On September 12, 2015, the Obama Administration abandoned its proposal to rank colleges let alone tie the ranking of the colleges to student aid and simultaneously introduced a web site providing raw statistics on university performance including
information on annual costs, graduation rates, and salaries after graduation.
Readings on the Obama Era Efforts:
New York Times Article on Announcement by President Obama on plan to rank colleges on results and costs and link financial aid to the college rankings
New York Times Article on Reaction to College Rating Proposal by University Presidents:
Ner York Times article on Obama Abandoning Plan to Rank College
A Discussion of the College Score Card web site:
The web site
https://collegescorecard.ed.gov
introduced by the Obama Administration to provide information on the cost and value of colleges has some interesting raw data and a lot of limitations. The information on this web site for each school includes – average annual cost, graduation rate, salary 10 years after attending school, percent of students receiving guaranteed loans, typical loan amount for student borrowers who finished the program, percent of graduates who earn more than a high school graduate, SAT and ACT scores, demographics of students, and type of programs.
Limitations:
• The debt totals excluded private student loans and PLUS loans. The site also does not have separate information on percent of student using private loans and PLUS loans for each school. These loans often are cause financial hardship for borrowers. The use of these loans is likely to widely vary across schools. The omission of information on private loans and PLUS loans will have a substantial impact on financial risk measures across schools.

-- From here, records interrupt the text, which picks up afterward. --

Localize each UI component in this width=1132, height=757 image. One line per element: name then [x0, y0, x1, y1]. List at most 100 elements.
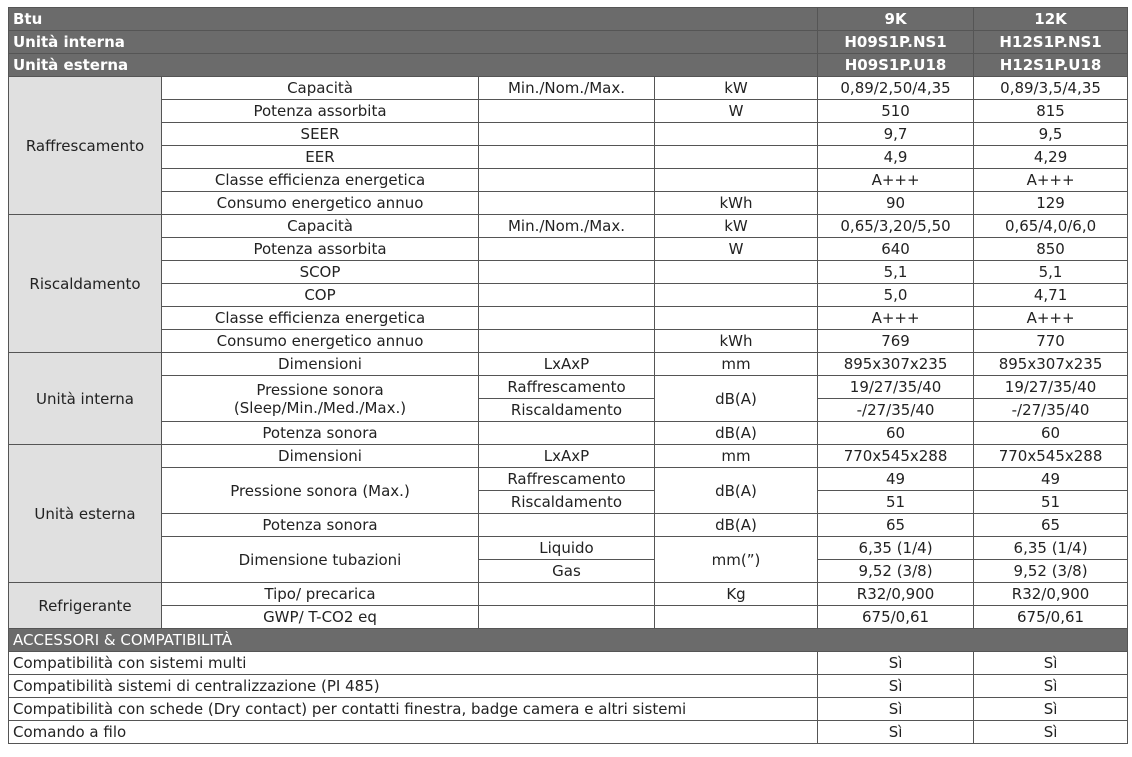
value-9k: A+++: [817, 168, 975, 192]
accessory-label: Comando a filo: [7, 720, 819, 744]
value-9k: -/27/35/40: [817, 398, 975, 422]
empty-cell: [653, 168, 819, 192]
spec-name-line: Pressione sonora (Max.): [230, 481, 410, 500]
spec-sub: Min./Nom./Max.: [478, 76, 655, 100]
group-label: Unità interna: [8, 352, 162, 445]
accessory-label: Compatibilità con schede (Dry contact) p…: [7, 697, 819, 721]
table-row: Classe efficienza energetica A+++ A+++: [9, 168, 1129, 192]
value-12k: 65: [973, 513, 1129, 537]
value-12k: 0,89/3,5/4,35: [973, 76, 1129, 100]
group-label: Raffrescamento: [8, 76, 162, 215]
spec-name: SCOP: [161, 260, 479, 284]
accessory-label: Compatibilità con sistemi multi: [7, 651, 819, 675]
spec-unit: dB(A): [653, 375, 819, 422]
header-value-12k: H12S1P.U18: [973, 53, 1129, 77]
spec-sub: Gas: [478, 559, 655, 583]
spec-name: Capacità: [161, 214, 479, 238]
value-12k: -/27/35/40: [973, 398, 1129, 422]
spec-sub: Raffrescamento: [478, 467, 655, 491]
value-12k: 770: [973, 329, 1129, 353]
spec-name: Dimensioni: [161, 444, 479, 468]
value-9k: Sì: [817, 697, 975, 721]
spec-name: Dimensioni: [161, 352, 479, 376]
spec-unit: mm: [653, 352, 819, 376]
value-12k: R32/0,900: [973, 582, 1129, 606]
spec-name: Pressione sonora (Max.): [161, 467, 479, 514]
value-12k: 4,71: [973, 283, 1129, 307]
spec-unit: Kg: [653, 582, 819, 606]
table-row: Comando a filo Sì Sì: [7, 720, 1129, 744]
table-row: Gas 9,52 (3/8) 9,52 (3/8): [9, 559, 1129, 583]
spec-name: Potenza sonora: [161, 421, 479, 445]
header-value-12k: H12S1P.NS1: [973, 30, 1129, 54]
empty-cell: [478, 283, 655, 307]
spec-sub: LxAxP: [478, 352, 655, 376]
value-12k: 4,29: [973, 145, 1129, 169]
empty-cell: [478, 237, 655, 261]
value-9k: Sì: [817, 720, 975, 744]
spec-name: Tipo/ precarica: [161, 582, 479, 606]
value-9k: 510: [817, 99, 975, 123]
spec-name: Capacità: [161, 76, 479, 100]
empty-cell: [653, 145, 819, 169]
value-12k: A+++: [973, 306, 1129, 330]
value-9k: 0,65/3,20/5,50: [817, 214, 975, 238]
spec-unit: mm: [653, 444, 819, 468]
value-12k: 129: [973, 191, 1129, 215]
value-12k: Sì: [973, 651, 1129, 675]
value-9k: 49: [817, 467, 975, 491]
table-row: Dimensione tubazioni Liquido mm(”) 6,35 (1/…: [9, 536, 1129, 583]
table-row: Potenza sonora dB(A) 65 65: [9, 513, 1129, 537]
empty-cell: [478, 191, 655, 215]
table-row: Consumo energetico annuo kWh 769 770: [9, 329, 1129, 353]
value-9k: 6,35 (1/4): [817, 536, 975, 560]
empty-cell: [478, 260, 655, 284]
group-label: Unità esterna: [8, 444, 162, 583]
table-row: Riscaldamento Capacità Min./Nom./Max. kW 0,6…: [8, 214, 1129, 353]
empty-cell: [478, 306, 655, 330]
table-row: Consumo energetico annuo kWh 90 129: [9, 191, 1129, 215]
table-row: Unità interna Dimensioni LxAxP mm 895x307x23…: [8, 352, 1129, 445]
table-row: Unità esterna H09S1P.U18 H12S1P.U18: [7, 53, 1129, 77]
header-value-12k: 12K: [973, 7, 1129, 31]
spec-name: COP: [161, 283, 479, 307]
empty-cell: [478, 145, 655, 169]
spec-unit: dB(A): [653, 421, 819, 445]
spec-name: GWP/ T-CO2 eq: [161, 605, 479, 629]
spec-sub: Riscaldamento: [478, 398, 655, 422]
value-9k: 895x307x235: [817, 352, 975, 376]
value-12k: 0,65/4,0/6,0: [973, 214, 1129, 238]
header-value-9k: H09S1P.NS1: [817, 30, 975, 54]
table-row: Compatibilità con sistemi multi Sì Sì: [7, 651, 1129, 675]
spec-name: SEER: [161, 122, 479, 146]
spec-name: EER: [161, 145, 479, 169]
empty-cell: [478, 421, 655, 445]
value-9k: 19/27/35/40: [817, 375, 975, 399]
spec-table: Btu 9K 12K Unità interna H09S1P.NS1 H12S1P.NS…: [7, 7, 1129, 744]
table-row: COP 5,0 4,71: [9, 283, 1129, 307]
table-row: Pressione sonora (Sleep/Min./Med./Max.) Ra…: [9, 375, 1129, 422]
empty-cell: [478, 582, 655, 606]
value-12k: 770x545x288: [973, 444, 1129, 468]
value-12k: 675/0,61: [973, 605, 1129, 629]
value-9k: 9,7: [817, 122, 975, 146]
table-row: Btu 9K 12K: [7, 7, 1129, 31]
spec-unit: kW: [653, 76, 819, 100]
value-12k: 5,1: [973, 260, 1129, 284]
value-12k: A+++: [973, 168, 1129, 192]
value-12k: 51: [973, 490, 1129, 514]
empty-cell: [653, 306, 819, 330]
spec-unit: kW: [653, 214, 819, 238]
value-12k: 850: [973, 237, 1129, 261]
spec-sub: Liquido: [478, 536, 655, 560]
spec-unit: kWh: [653, 191, 819, 215]
table-row: Raffrescamento Capacità Min./Nom./Max. kW 0,…: [8, 76, 1129, 215]
header-label: Btu: [7, 7, 819, 31]
group-label: Refrigerante: [8, 582, 162, 629]
table-row: Potenza assorbita W 510 815: [9, 99, 1129, 123]
spec-name: Potenza assorbita: [161, 99, 479, 123]
value-12k: Sì: [973, 674, 1129, 698]
spec-name: Consumo energetico annuo: [161, 191, 479, 215]
value-9k: A+++: [817, 306, 975, 330]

• The ScoreCard software only reports median debt levels by student borrowers at a school. It is likely the dispersion of debt levels is higher for some schools than for other schools. It would be interesting to know the percent of borrowers with debt levels exceeding certain amounts ($50,000 or $75,000) at each school or debt levels at the 90th percentile for each school. These alternative statistics are a better measure of the likelihood a student attending a school borrows too much.
• The repayment statistic in the database — the share of students who paid back at least one dollar on their student loan three years after leaving school — is not particularly useful. Initial repayment rates could be low at a school where many alumni go to graduate school. The default rate, delinquency rate, and the proportion of students not in graduate school who are on target to finish payment on their student loans in 10 years are all more useful measures of repayment difficulty.

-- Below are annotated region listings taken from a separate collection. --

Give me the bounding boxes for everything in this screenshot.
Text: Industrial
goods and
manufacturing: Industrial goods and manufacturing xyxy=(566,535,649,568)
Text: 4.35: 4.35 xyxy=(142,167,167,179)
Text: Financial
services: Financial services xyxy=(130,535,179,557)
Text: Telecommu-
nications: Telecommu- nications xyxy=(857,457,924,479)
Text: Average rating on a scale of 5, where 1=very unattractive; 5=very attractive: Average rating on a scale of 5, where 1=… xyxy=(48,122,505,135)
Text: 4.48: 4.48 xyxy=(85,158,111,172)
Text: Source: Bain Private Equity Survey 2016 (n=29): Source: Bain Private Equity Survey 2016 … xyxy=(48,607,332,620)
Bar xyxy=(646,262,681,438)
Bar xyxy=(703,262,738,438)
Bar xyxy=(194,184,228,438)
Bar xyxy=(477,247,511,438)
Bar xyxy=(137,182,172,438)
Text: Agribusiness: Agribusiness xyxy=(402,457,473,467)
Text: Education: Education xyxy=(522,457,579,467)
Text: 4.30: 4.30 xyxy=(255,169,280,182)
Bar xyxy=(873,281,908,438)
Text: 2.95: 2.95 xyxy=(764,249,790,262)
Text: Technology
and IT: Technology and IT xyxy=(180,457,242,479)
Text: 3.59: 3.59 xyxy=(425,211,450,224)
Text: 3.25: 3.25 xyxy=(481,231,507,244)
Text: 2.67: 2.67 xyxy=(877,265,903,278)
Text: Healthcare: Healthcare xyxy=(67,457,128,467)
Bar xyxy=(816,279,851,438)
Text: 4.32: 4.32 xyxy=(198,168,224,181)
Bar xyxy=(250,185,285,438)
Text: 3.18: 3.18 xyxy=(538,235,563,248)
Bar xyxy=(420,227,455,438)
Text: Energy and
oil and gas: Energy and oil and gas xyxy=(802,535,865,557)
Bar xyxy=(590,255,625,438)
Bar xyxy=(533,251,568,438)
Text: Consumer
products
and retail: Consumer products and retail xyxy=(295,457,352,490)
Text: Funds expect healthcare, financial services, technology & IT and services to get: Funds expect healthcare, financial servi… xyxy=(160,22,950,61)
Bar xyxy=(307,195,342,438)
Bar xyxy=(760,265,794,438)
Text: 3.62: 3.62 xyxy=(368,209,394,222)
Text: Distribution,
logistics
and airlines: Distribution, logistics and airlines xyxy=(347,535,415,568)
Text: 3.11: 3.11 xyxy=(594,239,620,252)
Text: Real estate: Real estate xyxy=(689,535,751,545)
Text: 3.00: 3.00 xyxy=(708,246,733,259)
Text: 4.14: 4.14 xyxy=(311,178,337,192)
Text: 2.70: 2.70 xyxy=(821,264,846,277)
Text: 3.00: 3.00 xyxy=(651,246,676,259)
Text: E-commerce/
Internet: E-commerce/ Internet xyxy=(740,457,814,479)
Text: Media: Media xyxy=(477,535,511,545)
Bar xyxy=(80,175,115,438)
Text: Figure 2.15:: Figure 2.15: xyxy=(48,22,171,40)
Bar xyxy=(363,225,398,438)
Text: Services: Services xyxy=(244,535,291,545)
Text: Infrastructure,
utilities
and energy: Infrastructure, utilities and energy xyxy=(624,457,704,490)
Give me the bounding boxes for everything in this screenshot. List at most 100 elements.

• The benchmarks in the database based on national averages are not particularly useful. Common sense suggests that the College Score Card cannot be used to compare the value of a state university to the value of an elite private institution. The difference in post-graduate earnings is likely largely determined by the difference in the talent as measured by SAT score of the student body. The difference in debt is likely determined by the price tag and the amount of available aid. A ranking that found Harvard University graduates earned more than students from Ohio State but owed more at graduation would not provide new news. However, universities in the same category (highly selective, moderately selective, not selective) could and should be compared with universities in the same category.
Concluding Thoughts: President Obama’s proposal to rank colleges based on their costs and the value they give their students was slammed by university presidents who proved they have a lot in common with executives running tobacco firms or leaders in the financial services industry opposing regulation after collapsing the financial system. Statistical analysis can and should be used to compare similarly situated universities and statistical information should also be used to guide the allocation of resources.